Dordogne: The Sensory Notebook of a Vanishing Summer

The dust in the attic has weight on the screen.


When I opened the virtual wooden door, the small particles slowly increased in the light column through the crack of the blinds. Thirty-two years have passed, and my grandmother’s attic is still the same as when I left my childhood. The box is open, and the old stuff is outside the border. Time does not pass here, but sinks. My job is not to explore, but to become a humanoid sensory recorder — to save a forgotten summer with a brush, a recorder and this notebook destined to finish.


The first thing that touches me is not the image, but the sound. The game asked me to set up “headphones”, but actually I just pressed a button. The world suddenly sank to the bottom of the water. I heard: the dull flowing river in the distance, the wind blowing through the roaring friction of the poplar leaves and the small buzzing of a bee banging against the window glass. The ambient sound of that summer of thirty-two years ago, like a layer of transparent amber, suddenly enveloped me. I just stopped to hear an explosion of bicycle clocks slowly disappearing from a distance. The memory turned out to have background noise.


Real exploration begins with touch. The mouse has become my hand. I dragged an open box, which was scattered with faded postcards, dried wild flowers and a rusty key. There is no list in the game, and there is no warning for “collectibles +1”. I really need to “use” them: put the postcard near the virtual table lamp and identify the vague date of the stamp on the back; put the wild flower in the notebook and color it with any number of watercolors — I chose the wrong gray-green, and the petals looked sickly under my pen, but that’s exactly what I can seem to know in my memory. At that moment I realized that what I was drawing was not an object, but my impression of it. That must be inaccurate.

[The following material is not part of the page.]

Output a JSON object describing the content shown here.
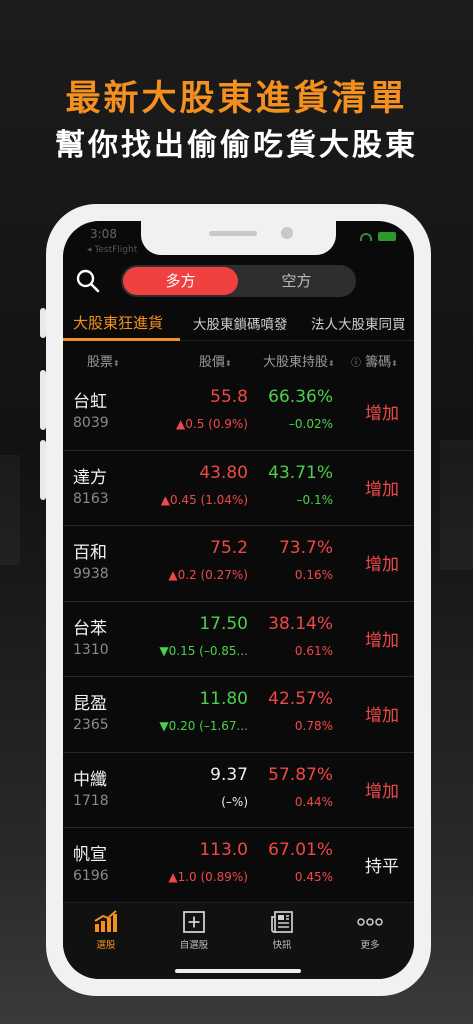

The core of the game is a blank diary. When I wake up every day, I have to choose a theme for this day: “River”, “Tree House”, “Storm” or just “grandma”. Then live with this word. If I choose the tree house, all the interactions of the day will be painted with the color of the exploration: the cracking of the climbing will be clearer and the treasures found will be more magical. When I choose “grandma”, the sound of her cooking, the buzzing clip and the rhythm of mopping the laundry becomes the main theme of the day. The diary is not a record after the position, but a lens of experience.


The most refined is the scent simulation. How does the game show the smell? He uses the most awkward and clever method: associating words and colors. When I find a canned peach hidden by my grandmother, “You smell the sweet smell of peaches” will not appear on the screen. Instead, my diary automatically turned the page and a line of handwritten font appeared: “Smell: The moment the rust is unscrewed, the sweetness is bright yellow, with a little dust.” Then the background color of the entire page will light show the unique bright yellow I just set. The scents are not smelled, but translated and encapsulated. Later I looked in the diary. These records about “the smell of the sun-dried duvet is cute beige” and “the smell of dirt after the rain is dark brown and moist” brought me back to that moment brighter than any real photo.


As the game progresses, what I collect are no longer items, but fragments of the senses. An engraved fairy tale that my grandmother fell asleep halfway through; a “sky for the storm” watercolor that I painted dark purple; an old radio station that I couldn’t fix and kept racing. They filled the notebook, but made the image of that summer more and more fragmented. The more details I have, the further the little girl named Nora and her full summer will be mine. The process of recovering memories is in itself a soft loss.


At the end of the game, I didn’t solve any important family secrets. The attic is still the same attic, but there is still a full notebook. On the last page I looked at the blank drawing paper and had to choose the final color for this summer. I mixed all the shades used — the blue of the river, the green of the poplar, the yellow of the peach and the light gray of grandma’s apron — I pressed them all on the color plate and randomly mixed them. Finally, an indescribable, blurred warm brown color has been obtained. I covered the whole page with it.


After leaving the game, I sat down at the computer and zoned out for a long time. Then I got up, walked to the closet in the house, squatted down and went looking for him. I found an old tape, a children’s camera that had long been dead and several work folders full of scribbled words. I didn’t try to solve them. I just touched the dust that was deposited on it and then carefully put it back.


Dordogne gave me no truth about the family. That gave me a key to open the sensory chambers locked in my own memory. It makes me believe that the bond between us and the past is never a clear plot, but a useless, but extremely stubborn sensory fragment: a specific angle of light, a sudden change in the wind direction and the speed of melting fruit candy that has long been stopped on the tip of the tongue.


And all our lives can constantly choose colors, record sounds and define scents for our invisible sensory notebooks. Until one day, when we also become a summer that gradually disappears into the memory of others, these blocks of sealed colors and sounds become the only silent coordinates we have existed in the river of time.